ThinPrep® preparation is a widely-used method for processing gynecologic specimens due to the many advantages of the technique. However, the presence of blood, inflammation, and lubricant, among other factors, can significantly interfere with specimen adequacy. The aim of this study was to identify and overcome the most common reasons for unsatisfactory ThinPrep® Pap Test™ results in our laboratory. From October 2010 to January 2011, we reprocessed cases categorized as "unsatisfactory for evaluation" to determine whether reprocessing these specimens would impact the unsatisfactory rate. Reasons for unsatisfactory results were classified as: technical reasons, scant cellularity, and complete obscuring factors. Two hundred fifty-three cases were initially classified as unsatisfactory. Of these, 226 cases were reprocessed. Ninety cases became satisfactory after reprocessing with an overall improvement of 40%. The most common reasons for unsatisfactory results were the presence of lubricant (96 cases), presence of blood (64 cases), and technical problems (33 cases). Cases affected by blood or technical issues showed a significant improvement after reprocessing (56.2% and 90.9%, respectively). However, unsatisfactory cases owed to the presence of lubricant showed a relatively low percentage of improvement (16.6%). The main reasons for unsatisfactory results, the presence of blood and lubricant, can be avoided in many cases if sampling is not performed during bleeding and if the use of lubricants is limited during sample collection. Our study showed that reprocessing of selected cases can improve the overall unsatisfactory rate and can potentially reduce the risk of missing significant lesions.

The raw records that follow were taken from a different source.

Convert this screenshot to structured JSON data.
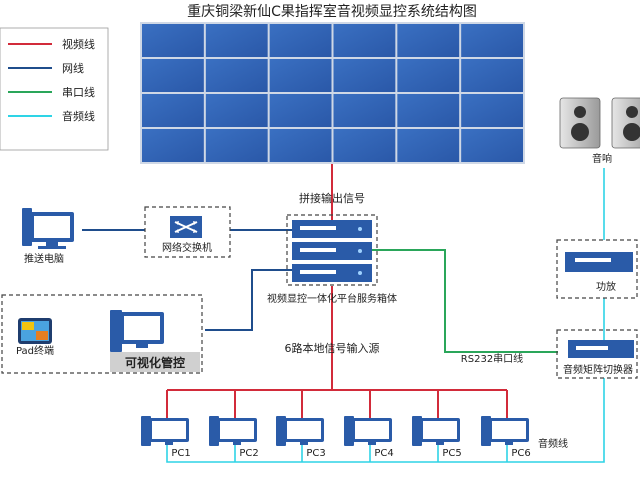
{
  "title": "重庆铜梁新仙C果指挥室音视频显控系统结构图",
  "legend": [
    {
      "label": "视频线",
      "color": "#d22b3a"
    },
    {
      "label": "网线",
      "color": "#1f4d8c"
    },
    {
      "label": "串口线",
      "color": "#2aa65a"
    },
    {
      "label": "音频线",
      "color": "#2ed4e6"
    }
  ],
  "colors": {
    "video_wall": "#2f63b5",
    "device_blue": "#2a5ba8",
    "text": "#222222"
  },
  "labels": {
    "splice_output": "拼接输出信号",
    "push_pc": "推送电脑",
    "network_switch": "网络交换机",
    "server_box": "视频显控一体化平台服务箱体",
    "pad": "Pad终端",
    "visual_control": "可视化管控",
    "local_inputs": "6路本地信号输入源",
    "rs232": "RS232串口线",
    "speaker": "音响",
    "amplifier": "功放",
    "audio_matrix": "音频矩阵切换器",
    "audio_line": "音频线"
  },
  "pcs": [
    "PC1",
    "PC2",
    "PC3",
    "PC4",
    "PC5",
    "PC6"
  ],
  "icons": {
    "switch": "switch-arrows-icon",
    "computer": "desktop-computer-icon",
    "tablet": "tablet-icon",
    "speaker": "speaker-icon",
    "server": "server-rack-icon"
  }
}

ThinPrep® 制片法是一种因具有诸多优点而被广泛用于处理妇科标本的方法。然而,血液、炎症、润滑剂以及其他因素的存在会显著干扰标本的充分性。本研究的目的是识别并克服我们实验室中ThinPrep® 巴氏试验™ 结果不理想的最常见原因。从2010年10月至2011年1月,我们对分类为“评估不满意”的病例进行重新处理,以确定重新处理这些标本是否会影响不满意率。结果不满意的原因分为:技术原因、细胞数量不足和完全遮盖因素。最初有253例被分类为不满意。其中,226例进行了重新处理。90例重新处理后变为满意,总体改善率为40%。结果不满意的最常见原因是存在润滑剂(96例)、存在血液(64例)和技术问题(33例)。受血液或技术问题影响的病例重新处理后有显著改善(分别为56.2%和90.9%)。然而,因存在润滑剂导致不满意的病例改善率相对较低(16.6%)。如果在出血期间不进行采样并且在样本采集期间限制润滑剂的使用,在许多情况下可以避免结果不满意的主要原因,即血液和润滑剂的存在。我们的研究表明,对选定病例进行重新处理可以提高总体不满意率,并有可能降低漏诊重大病变的风险。